CS 9633 Machine Learning Inductive-Analytical Methods

1. CS 9633 Machine LearningInductive-Analytical Methods

2. Inductive and Analytical Methods • Inductive methods seek general hypotheses that fit observed training data. • Can fail with insufficient data • May be misled by incorrect bias • Analytical methods seek general hypotheses that fit observed training data and prior knowledge. • Can generalize more accurately from less data • Can be misled with insufficient prior data • Combining approaches offers possibility of powerful learning methods.

3. Justifications • Hypotheses output by analytical methods have logical justifications • Hypotheses output by inductive methods have statistical justifications

4. Spectrum of Learning Tasks Inductive Learning Plentiful data No prior knowledge Analytical Learning Perfect prior knowledge Scarce data

5. Desirable Characteristics • Given no domain theory, learn at least as effectively as purely inductive methods. • Given a perfect domain theory, learn at least as effectively as purely analytical methods. • Given imperfect data and imperfect domain theory, combine two operations to outperform either pure method • Accommodate an unknown level of error in the training data • Accommodate an unknown level of error in the domain theory.

6. Learning Problem • Given • A set of training examples, D, possibly containing errors • A domain theory, B, possible containing errors • A space of candidate hypothese H • Determine • A hypothesis that best fits the training examples and domain theory

7. Fitting the Domain Theory and Training Examples • errorD(h) is the proportion of examples from D that are misclassified by H • errorb(h) is the probability that h will disagree with B on the classification of a randomly drawn instance • How do we combine measure of errors?

8. Using Prior Knowledge • Use prior knowledge to derive an initial hypothesis from which to begin the search. • Use prior knowledge to alter the objective of the hypothesis search space. • Use prior knowledge to alter the available search steps.

9. Knowledge Based Artificial Neural Network (KBANN) • General approach • Initialize the hypothesis to perfectly fit the domain theory • Inductively refine the hypothesis as necessary • KBANN • Initialize neural network to predict domain theory • Refine to fit data

10. See Table 12.3 for Example • Includes both training examples and domain theory • Domain theory and training examples are not completely consistent • Examples 2 and 3 are not predicted as positive by the domain theory.
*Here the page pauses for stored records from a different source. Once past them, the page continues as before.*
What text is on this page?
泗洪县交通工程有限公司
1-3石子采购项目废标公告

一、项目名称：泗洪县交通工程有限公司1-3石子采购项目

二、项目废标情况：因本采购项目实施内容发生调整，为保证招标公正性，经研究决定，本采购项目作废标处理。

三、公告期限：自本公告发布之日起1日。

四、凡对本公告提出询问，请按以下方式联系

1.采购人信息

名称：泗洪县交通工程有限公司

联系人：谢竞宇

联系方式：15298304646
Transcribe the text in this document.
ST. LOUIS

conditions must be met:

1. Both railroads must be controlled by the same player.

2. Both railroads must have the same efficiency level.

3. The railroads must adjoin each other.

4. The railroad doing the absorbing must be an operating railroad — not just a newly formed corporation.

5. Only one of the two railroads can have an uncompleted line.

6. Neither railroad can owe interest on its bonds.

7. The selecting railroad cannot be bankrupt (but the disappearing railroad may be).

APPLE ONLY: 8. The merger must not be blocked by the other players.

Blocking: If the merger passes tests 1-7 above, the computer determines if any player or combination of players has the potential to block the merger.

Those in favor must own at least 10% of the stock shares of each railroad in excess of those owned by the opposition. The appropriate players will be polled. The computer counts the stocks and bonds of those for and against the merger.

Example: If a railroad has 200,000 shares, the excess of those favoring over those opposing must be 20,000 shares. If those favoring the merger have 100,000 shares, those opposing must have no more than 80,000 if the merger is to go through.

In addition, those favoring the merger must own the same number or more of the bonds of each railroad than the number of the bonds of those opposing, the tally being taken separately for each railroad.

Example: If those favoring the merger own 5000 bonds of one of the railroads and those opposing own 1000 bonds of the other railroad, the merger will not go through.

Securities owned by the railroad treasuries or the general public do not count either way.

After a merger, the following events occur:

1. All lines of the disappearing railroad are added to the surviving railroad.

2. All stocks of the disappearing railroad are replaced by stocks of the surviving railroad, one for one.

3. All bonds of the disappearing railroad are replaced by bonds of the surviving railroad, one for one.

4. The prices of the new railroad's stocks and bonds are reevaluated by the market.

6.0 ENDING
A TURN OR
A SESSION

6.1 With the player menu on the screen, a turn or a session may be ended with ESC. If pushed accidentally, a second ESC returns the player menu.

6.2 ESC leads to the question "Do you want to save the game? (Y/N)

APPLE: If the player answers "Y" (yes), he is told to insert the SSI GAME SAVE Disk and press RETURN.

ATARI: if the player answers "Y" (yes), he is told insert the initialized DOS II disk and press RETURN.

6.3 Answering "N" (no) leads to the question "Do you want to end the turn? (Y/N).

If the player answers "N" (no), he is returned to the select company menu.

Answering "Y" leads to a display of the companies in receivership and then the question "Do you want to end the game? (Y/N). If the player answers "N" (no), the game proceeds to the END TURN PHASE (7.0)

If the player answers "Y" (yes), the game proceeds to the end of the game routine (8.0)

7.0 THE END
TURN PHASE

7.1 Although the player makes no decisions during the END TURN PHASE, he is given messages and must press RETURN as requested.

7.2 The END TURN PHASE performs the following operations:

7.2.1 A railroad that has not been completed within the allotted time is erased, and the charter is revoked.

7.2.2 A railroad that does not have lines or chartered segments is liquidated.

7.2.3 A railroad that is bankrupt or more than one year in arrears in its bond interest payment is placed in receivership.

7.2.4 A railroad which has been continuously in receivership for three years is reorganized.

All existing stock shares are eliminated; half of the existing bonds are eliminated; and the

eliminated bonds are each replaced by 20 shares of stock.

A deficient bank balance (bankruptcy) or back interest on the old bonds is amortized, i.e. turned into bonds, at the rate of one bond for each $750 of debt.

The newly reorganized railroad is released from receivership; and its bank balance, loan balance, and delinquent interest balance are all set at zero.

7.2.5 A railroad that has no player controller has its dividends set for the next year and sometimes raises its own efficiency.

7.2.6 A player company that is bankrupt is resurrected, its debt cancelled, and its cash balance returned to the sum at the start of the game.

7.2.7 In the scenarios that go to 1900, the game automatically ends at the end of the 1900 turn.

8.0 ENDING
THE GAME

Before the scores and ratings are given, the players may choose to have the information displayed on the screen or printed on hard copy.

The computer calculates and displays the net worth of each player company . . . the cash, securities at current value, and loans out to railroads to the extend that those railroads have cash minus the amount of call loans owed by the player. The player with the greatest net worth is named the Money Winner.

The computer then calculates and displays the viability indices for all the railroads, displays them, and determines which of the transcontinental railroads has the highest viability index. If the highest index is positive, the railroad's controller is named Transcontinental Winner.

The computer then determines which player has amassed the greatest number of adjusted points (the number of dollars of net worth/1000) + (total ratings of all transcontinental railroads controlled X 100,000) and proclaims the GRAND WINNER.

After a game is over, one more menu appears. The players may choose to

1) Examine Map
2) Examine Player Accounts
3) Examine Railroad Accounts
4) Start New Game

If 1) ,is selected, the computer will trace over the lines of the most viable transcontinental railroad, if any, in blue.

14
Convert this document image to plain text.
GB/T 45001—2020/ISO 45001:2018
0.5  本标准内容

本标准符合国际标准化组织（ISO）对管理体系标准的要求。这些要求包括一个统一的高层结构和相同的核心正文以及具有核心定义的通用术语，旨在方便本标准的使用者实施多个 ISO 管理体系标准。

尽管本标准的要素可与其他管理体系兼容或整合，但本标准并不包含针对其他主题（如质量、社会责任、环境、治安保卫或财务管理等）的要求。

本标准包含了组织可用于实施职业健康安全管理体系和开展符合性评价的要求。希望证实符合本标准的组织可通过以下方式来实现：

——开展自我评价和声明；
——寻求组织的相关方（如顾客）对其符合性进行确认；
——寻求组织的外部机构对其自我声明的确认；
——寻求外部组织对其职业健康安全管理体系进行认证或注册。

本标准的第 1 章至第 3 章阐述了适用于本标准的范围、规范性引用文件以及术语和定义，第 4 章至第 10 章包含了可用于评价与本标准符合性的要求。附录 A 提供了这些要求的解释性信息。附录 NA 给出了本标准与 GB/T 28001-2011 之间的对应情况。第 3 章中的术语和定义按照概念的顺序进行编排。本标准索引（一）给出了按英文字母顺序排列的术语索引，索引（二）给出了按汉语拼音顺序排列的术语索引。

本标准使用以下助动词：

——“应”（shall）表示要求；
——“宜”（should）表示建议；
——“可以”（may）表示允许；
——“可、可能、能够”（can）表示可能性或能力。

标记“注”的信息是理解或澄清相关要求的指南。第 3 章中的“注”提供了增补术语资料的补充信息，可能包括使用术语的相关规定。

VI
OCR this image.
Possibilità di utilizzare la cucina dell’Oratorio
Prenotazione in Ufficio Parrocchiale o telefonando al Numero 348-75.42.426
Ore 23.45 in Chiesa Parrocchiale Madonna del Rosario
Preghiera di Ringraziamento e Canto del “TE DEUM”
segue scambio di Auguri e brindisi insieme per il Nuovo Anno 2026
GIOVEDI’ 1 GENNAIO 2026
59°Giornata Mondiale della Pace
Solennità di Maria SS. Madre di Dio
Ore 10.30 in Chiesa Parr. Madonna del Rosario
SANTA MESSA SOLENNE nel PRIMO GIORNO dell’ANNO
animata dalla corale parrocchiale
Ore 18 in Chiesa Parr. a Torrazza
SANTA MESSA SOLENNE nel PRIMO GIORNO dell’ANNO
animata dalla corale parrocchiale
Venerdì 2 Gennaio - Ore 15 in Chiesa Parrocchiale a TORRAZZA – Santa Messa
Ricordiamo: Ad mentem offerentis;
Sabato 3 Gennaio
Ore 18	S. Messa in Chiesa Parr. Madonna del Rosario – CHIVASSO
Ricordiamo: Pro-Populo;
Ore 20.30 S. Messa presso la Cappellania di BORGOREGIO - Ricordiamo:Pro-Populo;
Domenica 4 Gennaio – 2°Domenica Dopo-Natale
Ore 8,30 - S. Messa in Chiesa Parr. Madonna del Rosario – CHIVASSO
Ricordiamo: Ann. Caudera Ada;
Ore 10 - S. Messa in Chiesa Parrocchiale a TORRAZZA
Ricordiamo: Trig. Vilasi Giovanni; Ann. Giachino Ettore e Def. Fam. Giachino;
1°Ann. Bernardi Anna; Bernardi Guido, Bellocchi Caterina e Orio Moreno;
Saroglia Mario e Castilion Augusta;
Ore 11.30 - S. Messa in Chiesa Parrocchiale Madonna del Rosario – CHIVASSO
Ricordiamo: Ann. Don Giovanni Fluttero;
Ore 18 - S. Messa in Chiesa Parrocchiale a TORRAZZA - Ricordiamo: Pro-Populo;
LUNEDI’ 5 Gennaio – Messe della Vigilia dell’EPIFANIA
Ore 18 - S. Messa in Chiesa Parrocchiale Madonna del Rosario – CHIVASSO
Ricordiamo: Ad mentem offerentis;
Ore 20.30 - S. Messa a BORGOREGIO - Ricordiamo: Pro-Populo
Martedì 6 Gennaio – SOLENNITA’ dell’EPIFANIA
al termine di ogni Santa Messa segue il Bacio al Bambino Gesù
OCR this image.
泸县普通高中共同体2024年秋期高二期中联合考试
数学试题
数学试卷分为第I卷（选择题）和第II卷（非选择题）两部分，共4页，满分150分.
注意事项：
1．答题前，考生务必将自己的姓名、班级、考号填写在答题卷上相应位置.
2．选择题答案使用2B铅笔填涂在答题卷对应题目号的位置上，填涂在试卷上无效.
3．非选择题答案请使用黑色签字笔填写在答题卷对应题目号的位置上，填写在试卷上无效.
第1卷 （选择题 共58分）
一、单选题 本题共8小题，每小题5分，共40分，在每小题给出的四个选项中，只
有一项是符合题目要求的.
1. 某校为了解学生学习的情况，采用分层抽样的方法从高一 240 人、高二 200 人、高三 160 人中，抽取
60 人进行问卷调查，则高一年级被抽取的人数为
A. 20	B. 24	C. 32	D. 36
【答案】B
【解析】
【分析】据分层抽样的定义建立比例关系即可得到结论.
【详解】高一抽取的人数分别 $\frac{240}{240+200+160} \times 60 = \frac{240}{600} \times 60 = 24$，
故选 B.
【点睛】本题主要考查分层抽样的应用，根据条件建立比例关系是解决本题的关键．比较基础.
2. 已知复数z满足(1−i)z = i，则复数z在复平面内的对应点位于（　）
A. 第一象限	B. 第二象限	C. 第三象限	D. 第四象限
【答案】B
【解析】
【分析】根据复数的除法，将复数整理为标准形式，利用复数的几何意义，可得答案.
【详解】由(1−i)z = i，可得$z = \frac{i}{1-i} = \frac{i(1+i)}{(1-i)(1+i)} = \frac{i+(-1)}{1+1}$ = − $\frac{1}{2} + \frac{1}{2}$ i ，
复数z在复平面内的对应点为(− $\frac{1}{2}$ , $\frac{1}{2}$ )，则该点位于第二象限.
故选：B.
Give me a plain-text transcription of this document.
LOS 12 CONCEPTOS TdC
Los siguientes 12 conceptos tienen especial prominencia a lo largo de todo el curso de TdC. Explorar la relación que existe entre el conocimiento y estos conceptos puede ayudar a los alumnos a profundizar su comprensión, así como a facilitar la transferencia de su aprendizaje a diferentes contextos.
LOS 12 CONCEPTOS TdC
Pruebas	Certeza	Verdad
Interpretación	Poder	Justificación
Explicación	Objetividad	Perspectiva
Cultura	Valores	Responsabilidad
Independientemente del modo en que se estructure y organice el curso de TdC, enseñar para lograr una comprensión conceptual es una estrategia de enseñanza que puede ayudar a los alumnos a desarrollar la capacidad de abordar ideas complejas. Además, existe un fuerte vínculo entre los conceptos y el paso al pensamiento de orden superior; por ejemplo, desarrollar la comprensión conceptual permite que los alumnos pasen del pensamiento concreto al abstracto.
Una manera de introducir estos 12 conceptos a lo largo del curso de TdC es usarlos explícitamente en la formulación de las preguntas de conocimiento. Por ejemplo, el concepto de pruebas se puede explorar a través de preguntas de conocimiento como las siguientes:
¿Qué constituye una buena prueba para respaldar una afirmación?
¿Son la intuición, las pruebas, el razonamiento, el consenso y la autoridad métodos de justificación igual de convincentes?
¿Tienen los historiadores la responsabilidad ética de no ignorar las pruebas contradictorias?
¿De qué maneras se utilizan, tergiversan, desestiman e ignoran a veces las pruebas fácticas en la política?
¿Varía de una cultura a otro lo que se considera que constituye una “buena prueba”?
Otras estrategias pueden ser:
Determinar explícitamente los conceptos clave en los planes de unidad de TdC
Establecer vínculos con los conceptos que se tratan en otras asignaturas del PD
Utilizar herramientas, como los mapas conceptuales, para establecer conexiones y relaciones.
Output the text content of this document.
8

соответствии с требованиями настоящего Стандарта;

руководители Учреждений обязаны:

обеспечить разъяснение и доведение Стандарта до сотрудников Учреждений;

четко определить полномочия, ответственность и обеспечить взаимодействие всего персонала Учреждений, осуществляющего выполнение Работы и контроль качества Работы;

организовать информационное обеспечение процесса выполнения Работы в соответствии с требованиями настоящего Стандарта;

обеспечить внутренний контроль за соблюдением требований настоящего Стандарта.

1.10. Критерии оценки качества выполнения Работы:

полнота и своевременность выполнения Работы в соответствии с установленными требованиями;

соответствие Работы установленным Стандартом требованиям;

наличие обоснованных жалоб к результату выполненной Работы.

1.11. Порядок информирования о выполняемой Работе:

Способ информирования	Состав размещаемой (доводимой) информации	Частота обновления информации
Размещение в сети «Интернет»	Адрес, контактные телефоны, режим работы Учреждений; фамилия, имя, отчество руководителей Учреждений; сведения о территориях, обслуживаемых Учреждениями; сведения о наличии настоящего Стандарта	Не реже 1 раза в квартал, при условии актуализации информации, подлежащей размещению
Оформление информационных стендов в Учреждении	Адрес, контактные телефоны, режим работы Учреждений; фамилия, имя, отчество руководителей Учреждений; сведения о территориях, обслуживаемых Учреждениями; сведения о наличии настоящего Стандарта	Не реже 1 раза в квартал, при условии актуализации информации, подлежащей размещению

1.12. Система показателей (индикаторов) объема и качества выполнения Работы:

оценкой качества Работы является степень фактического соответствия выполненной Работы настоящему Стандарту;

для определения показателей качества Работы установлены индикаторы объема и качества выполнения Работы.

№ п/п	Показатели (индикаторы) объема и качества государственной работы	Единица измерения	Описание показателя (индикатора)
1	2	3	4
11. Constructing Initial NN • Create a sigmoid unit for each Horn clause in the domain theory. • Sigmoid output > 0.5 is interpreted as true • Sigmoid output < 0.5 is interpreted as false • Input created for each antecedent. • Weights set to compute logical AND of the inputs. • For each input corresponding to a non-negated antecedent, set weight to positive constant W • For each input corresponding to a negated antecedent, set weight to negative W. • Each unit constructed so output will be greater than 0.5 just for cases for its Horn clauses. • Threshold weight of the unit w0 is set to –(n-0.5)W • With 0 and 1 inputs, correct output is guaranteed. • Additional input units added to each threshold unit and weights set approximately to 0.

12. Tuning the neural network • After the initial neural network is constructed, refine the network using inductive learning. • The tuning process learns new dependencies.

13. Summary of KBANN • KBANN generally generalizes more accurately than pure backprop, especially with scarce data. • Methods have been developed for mapping the refined network back to Horn clauses.